I can see Wave taking this to its next logical step, with collective effort producing a collaborative document including text, photo, video, maps, links, etc. It has the added bonus that it can be played back, so you can see how the narrative developed.

Now clearly you can’t sustain or develop a platform just so it can come into its own in the case of a huge but fortunately rare event. But the principle – of harnessing collective effort and intelligence to produce a single multi-media document – applies in all sorts of areas.
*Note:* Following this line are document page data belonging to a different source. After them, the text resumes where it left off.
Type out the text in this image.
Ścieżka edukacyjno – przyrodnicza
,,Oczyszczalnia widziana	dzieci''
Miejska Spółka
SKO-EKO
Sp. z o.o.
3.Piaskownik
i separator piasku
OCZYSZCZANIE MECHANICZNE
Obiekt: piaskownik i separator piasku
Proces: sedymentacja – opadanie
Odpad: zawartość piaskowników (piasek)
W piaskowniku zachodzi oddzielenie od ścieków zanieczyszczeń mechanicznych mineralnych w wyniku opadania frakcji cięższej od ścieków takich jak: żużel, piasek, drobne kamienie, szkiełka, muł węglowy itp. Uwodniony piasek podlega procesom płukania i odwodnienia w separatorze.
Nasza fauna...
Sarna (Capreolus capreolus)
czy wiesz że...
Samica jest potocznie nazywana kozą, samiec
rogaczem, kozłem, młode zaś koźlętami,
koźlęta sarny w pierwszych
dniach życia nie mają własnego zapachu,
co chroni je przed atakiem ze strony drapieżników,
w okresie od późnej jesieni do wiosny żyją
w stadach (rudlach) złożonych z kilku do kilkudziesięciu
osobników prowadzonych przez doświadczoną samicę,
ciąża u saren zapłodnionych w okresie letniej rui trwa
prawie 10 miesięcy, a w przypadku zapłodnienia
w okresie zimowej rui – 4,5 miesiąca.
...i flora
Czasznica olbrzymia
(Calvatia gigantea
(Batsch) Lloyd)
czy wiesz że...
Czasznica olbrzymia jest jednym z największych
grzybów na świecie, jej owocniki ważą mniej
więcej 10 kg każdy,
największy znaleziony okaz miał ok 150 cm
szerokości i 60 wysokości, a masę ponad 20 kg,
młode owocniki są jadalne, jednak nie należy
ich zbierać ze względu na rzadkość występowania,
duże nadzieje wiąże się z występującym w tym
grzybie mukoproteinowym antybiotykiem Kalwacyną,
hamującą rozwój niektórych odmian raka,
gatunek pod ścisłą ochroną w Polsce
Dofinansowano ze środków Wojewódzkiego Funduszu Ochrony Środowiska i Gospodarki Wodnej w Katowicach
You could, for instance, use Wave for an online debate, adding different streams to the discussion and enhancing this with text, video, maps, and so on. This can be played back to show the evolution of the conversation.

Michele Ide-Smith posits a scenario where technology like Google Wave could really enhance citizen consultation. Online consultation on a housing development, she suggests, could begin with a short video and interactive maps, followed by discussion and debate on the issue facilitated online. Discussions can be replayed and key points responded to during or after the live event.

Eventually Google Apps and Docs will be integrated with Wave, giving it bags more potential (especially so for organisations that move to cloud computing).

Will it replace email? Maybe. Outside of work, where I drown in the stuff, I use email less and less, increasingly favouring things like Twitter, Facebook and IM, so a product which brings together the best of all of these could be just the thing we need.

I’m still thinking about what, if anything, Wave could do for us internal communicators specifically. There’s now a handful of us with Wave accounts, so I’m hoping to organise an Internal Comms Wave later this week to check out the features and think about how it can enhance our own work. If you’re on Wave and you’re interested in taking part, drop me a line or leave me a comment and I’ll invite you in.

One final thing: I can’t log on to Google Wave without getting the Pixies’ Wave of Mutilation as an earworm. I suspect this is just me. Is it?